The second passage that particularly struck me was the statement’s treatment of friendship. Friendship is often overlooked when people talk about relationships but it is the universal, overarching relationship that is available to all – be they married or single; in religious or secular life. Friendship is not abstract, it is a relationship between two real persons. It is deep-rooted and engergising and the significant depth of friendship is shown in the sense of deep loss when a friendship is broken or a friend is lost through death. In the spiritual patrimony of both the Eastern and Western church we have examples of true friendship – in the East there is the example of the friendship between St John Chrysostom and St Olympias the Deaconess and in the West the writings of our English St Aelred of Rievaulx on Spiritual Friendship are some of the most beautiful to come out of the medieval Cistertian tradition. ‘God is friendship …’ paraphrases Aelred, ‘and he who abides in friendship abides in God and God in him.’ Here he deliberately shows the depth of love that is in true friendship.

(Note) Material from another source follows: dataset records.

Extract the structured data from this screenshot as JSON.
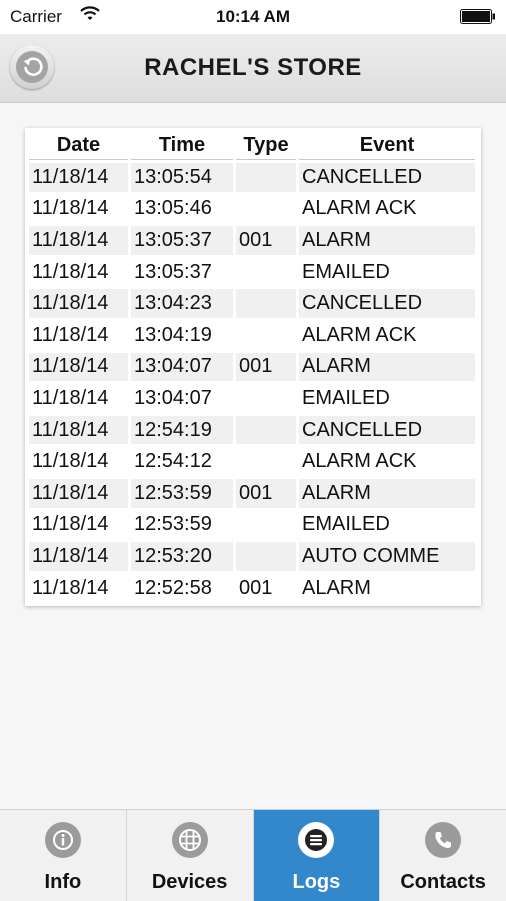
{
  "status_bar": {
    "carrier": "Carrier",
    "time": "10:14 AM"
  },
  "header": {
    "title": "RACHEL'S STORE",
    "back_icon": "back-arrow-icon"
  },
  "log_table": {
    "columns": [
      "Date",
      "Time",
      "Type",
      "Event"
    ],
    "rows": [
      [
        "11/18/14",
        "13:05:54",
        "",
        "CANCELLED"
      ],
      [
        "11/18/14",
        "13:05:46",
        "",
        "ALARM ACK"
      ],
      [
        "11/18/14",
        "13:05:37",
        "001",
        "ALARM"
      ],
      [
        "11/18/14",
        "13:05:37",
        "",
        "EMAILED"
      ],
      [
        "11/18/14",
        "13:04:23",
        "",
        "CANCELLED"
      ],
      [
        "11/18/14",
        "13:04:19",
        "",
        "ALARM ACK"
      ],
      [
        "11/18/14",
        "13:04:07",
        "001",
        "ALARM"
      ],
      [
        "11/18/14",
        "13:04:07",
        "",
        "EMAILED"
      ],
      [
        "11/18/14",
        "12:54:19",
        "",
        "CANCELLED"
      ],
      [
        "11/18/14",
        "12:54:12",
        "",
        "ALARM ACK"
      ],
      [
        "11/18/14",
        "12:53:59",
        "001",
        "ALARM"
      ],
      [
        "11/18/14",
        "12:53:59",
        "",
        "EMAILED"
      ],
      [
        "11/18/14",
        "12:53:20",
        "",
        "AUTO COMME"
      ],
      [
        "11/18/14",
        "12:52:58",
        "001",
        "ALARM"
      ]
    ]
  },
  "tab_bar": {
    "tabs": [
      {
        "label": "Info",
        "icon": "info-icon",
        "active": false
      },
      {
        "label": "Devices",
        "icon": "grid-icon",
        "active": false
      },
      {
        "label": "Logs",
        "icon": "list-icon",
        "active": true
      },
      {
        "label": "Contacts",
        "icon": "phone-icon",
        "active": false
      }
    ]
  },
  "colors": {
    "accent": "#3388cc",
    "header_bg": "#e5e5e5",
    "stripe": "#f0f0f0"
  }
}
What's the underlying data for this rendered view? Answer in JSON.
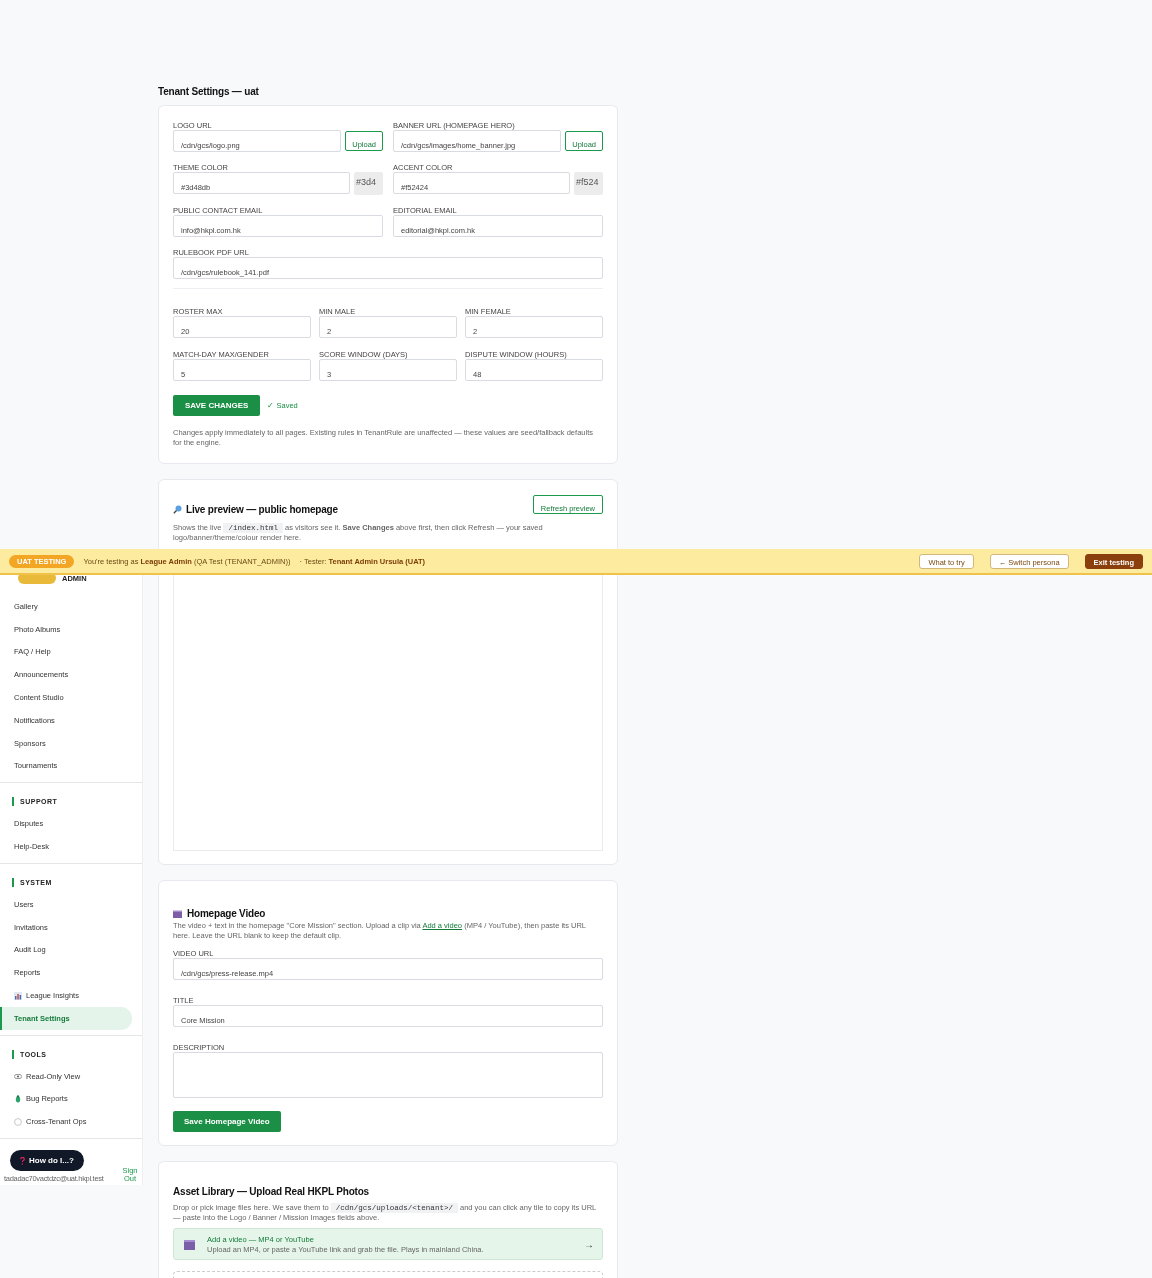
{
  "page_title": "Tenant Settings — uat",
  "settings": {
    "fields": [
      {
        "label": "LOGO URL",
        "value": "/cdn/gcs/logo.png",
        "kind": "upload",
        "button": "Upload"
      },
      {
        "label": "BANNER URL (HOMEPAGE HERO)",
        "value": "/cdn/gcs/images/home_banner.jpg",
        "kind": "upload",
        "button": "Upload"
      },
      {
        "label": "THEME COLOR",
        "value": "#3d48db",
        "kind": "color",
        "swatch": "#3d4"
      },
      {
        "label": "ACCENT COLOR",
        "value": "#f52424",
        "kind": "color",
        "swatch": "#f524"
      },
      {
        "label": "PUBLIC CONTACT EMAIL",
        "value": "info@hkpl.com.hk",
        "kind": "text"
      },
      {
        "label": "EDITORIAL EMAIL",
        "value": "editorial@hkpl.com.hk",
        "kind": "text"
      },
      {
        "label": "RULEBOOK PDF URL",
        "value": "/cdn/gcs/rulebook_141.pdf",
        "kind": "wide"
      }
    ],
    "numbers": [
      {
        "label": "ROSTER MAX",
        "value": "20"
      },
      {
        "label": "MIN MALE",
        "value": "2"
      },
      {
        "label": "MIN FEMALE",
        "value": "2"
      },
      {
        "label": "MATCH-DAY MAX/GENDER",
        "value": "5"
      },
      {
        "label": "SCORE WINDOW (DAYS)",
        "value": "3"
      },
      {
        "label": "DISPUTE WINDOW (HOURS)",
        "value": "48"
      }
    ],
    "save_button": "SAVE CHANGES",
    "saved_status": "✓ Saved",
    "note": "Changes apply immediately to all pages. Existing rules in TenantRule are unaffected — these values are seed/fallback defaults for the engine."
  },
  "preview": {
    "title": "Live preview — public homepage",
    "refresh_button": "Refresh preview",
    "description_before": "Shows the live",
    "code": "/index.html",
    "description_after": "as visitors see it. **Save Changes** above first, then click Refresh — your saved logo/banner/theme/colour render here."
  },
  "video": {
    "title": "Homepage Video",
    "description_before": "The video + text in the homepage \"Core Mission\" section. Upload a clip via",
    "link": "Add a video",
    "description_after": "(MP4 / YouTube), then paste its URL here. Leave the URL blank to keep the default clip.",
    "fields": [
      {
        "label": "VIDEO URL",
        "value": "/cdn/gcs/press-release.mp4",
        "kind": "text"
      },
      {
        "label": "TITLE",
        "value": "Core Mission",
        "kind": "text"
      },
      {
        "label": "DESCRIPTION",
        "kind": "textarea"
      }
    ],
    "save_button": "Save Homepage Video"
  },
  "assets": {
    "title": "Asset Library — Upload Real HKPL Photos",
    "description_before": "Drop or pick image files here. We save them to",
    "code": "/cdn/gcs/uploads/<tenant>/",
    "description_after": "and you can click any tile to copy its URL — paste into the Logo / Banner / Mission Images fields above.",
    "video_card": {
      "title": "Add a video — MP4 or YouTube",
      "subtitle": "Upload an MP4, or paste a YouTube link and grab the file. Plays in mainland China.",
      "arrow": "→"
    }
  },
  "banner": {
    "badge": "UAT TESTING",
    "text": "You're testing as **League Admin** (QA Test (TENANT_ADMIN))",
    "tester": "· Tester: **Tenant Admin Ursula (UAT)**",
    "buttons": [
      {
        "label": "What to try",
        "kind": "outline"
      },
      {
        "label": "← Switch persona",
        "kind": "outline"
      },
      {
        "label": "Exit testing",
        "kind": "primary"
      }
    ]
  },
  "sidebar": {
    "brand": "ADMIN",
    "groups": [
      {
        "items": [
          {
            "label": "Gallery",
            "kind": "plain",
            "selected": false
          },
          {
            "label": "Photo Albums",
            "kind": "plain",
            "selected": false
          },
          {
            "label": "FAQ / Help",
            "kind": "plain",
            "selected": false
          },
          {
            "label": "Announcements",
            "kind": "plain",
            "selected": false
          },
          {
            "label": "Content Studio",
            "kind": "plain",
            "selected": false
          },
          {
            "label": "Notifications",
            "kind": "plain",
            "selected": false
          },
          {
            "label": "Sponsors",
            "kind": "plain",
            "selected": false
          },
          {
            "label": "Tournaments",
            "kind": "plain",
            "selected": false
          }
        ]
      },
      {
        "title": "SUPPORT",
        "items": [
          {
            "label": "Disputes",
            "kind": "plain",
            "selected": false
          },
          {
            "label": "Help-Desk",
            "kind": "plain",
            "selected": false
          }
        ]
      },
      {
        "title": "SYSTEM",
        "items": [
          {
            "label": "Users",
            "kind": "plain",
            "selected": false
          },
          {
            "label": "Invitations",
            "kind": "plain",
            "selected": false
          },
          {
            "label": "Audit Log",
            "kind": "plain",
            "selected": false
          },
          {
            "label": "Reports",
            "kind": "plain",
            "selected": false
          },
          {
            "label": "League Insights",
            "kind": "chart",
            "selected": false
          },
          {
            "label": "Tenant Settings",
            "kind": "plain",
            "selected": true
          }
        ]
      },
      {
        "title": "TOOLS",
        "items": [
          {
            "label": "Read-Only View",
            "kind": "eye",
            "selected": false
          },
          {
            "label": "Bug Reports",
            "kind": "bug",
            "selected": false
          },
          {
            "label": "Cross-Tenant Ops",
            "kind": "globe",
            "selected": false
          }
        ]
      }
    ],
    "help_button": "How do I...?",
    "email": "tadadac70vactdzc@uat.hkpl.test",
    "sign_out": "Sign Out"
  }
}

The family, however it is experienced, is the place where we can be at our strongest and most secure; but it can also be where we are at our most vulnerable. Research shows that a large proportion of abuse takes place within the family. But the good family is the foundational intermediate institution in society, and one to which every human being necessarily belongs in one way or another. It addresses issues of care, of isolation and of rootlessness. It is a gift of God in any society, bearing burdens, supporting the vulnerable and stabilizing both those who believe themselves autonomous and those who feel themselves to be failures.

Ultimately, our identity and our true family is found is found in Christ. Jesus himself said that the true family are those who do God’s will: ‘Here are my mother and my brothers! Whoever does the will of God is my brother and sister and mother’ (Mark 3.35). The family and the relationships within it point to the relationship that we have with the Triune God.


‘Love bears all things, believes all things, hopes all things’, writes the Apostle Paul to the Corinthians. God is free and, created in God’s image, human beings also are free. Human freedom is freedom in two ways. First we are freed through God’s grace from the slavery of sin and freed from the fear of death by the saving death and resurrection of Jesus Christ. This gives us hope. Second, we are free to make choices in the light of this freedom.

The fact that we humans are endowed with freedom means that every human person lives out the image and likeness of God in his or her unique and distinctive way. There are as many different ways of loving and serving God as there are different human persons. The variety and complexity of human beings are well expressed in two Jewish sayings: ‘God never does the same thing twice’, and ‘the world has need of every single human person’.

As we live as those who are freed from bondage to sin and make our choices to conform ourselves to the will of God we become more ‘like’ God. Ultimately this is brought to fulfilment in eternity. To quote once again from the Buffalo Statement ‘Our right use of freedom, our pilgrimage from image to likeness, our membership of the mystical Body of Christ, all point towards the completion of our human nature and the transformation of all creation on the Last Day. This is our true fulfilment, the ultimate joy of all creation, our eternal sharing in the Trinitarian life of love.’

Our understanding of the human person is down to earth and realistic, but it is also full of hope. We profess a hope-filled anthropology as the basis for all our ethical decision making. Thank you.


[1] ‘In the Image and Likeness of God: A Hope-Filled Anthropology’ The Buffalo Statement agreed by the International Commission for Anglican-Orthodox Theological Dialogue, (London: Anglican Consultative Council, 2015).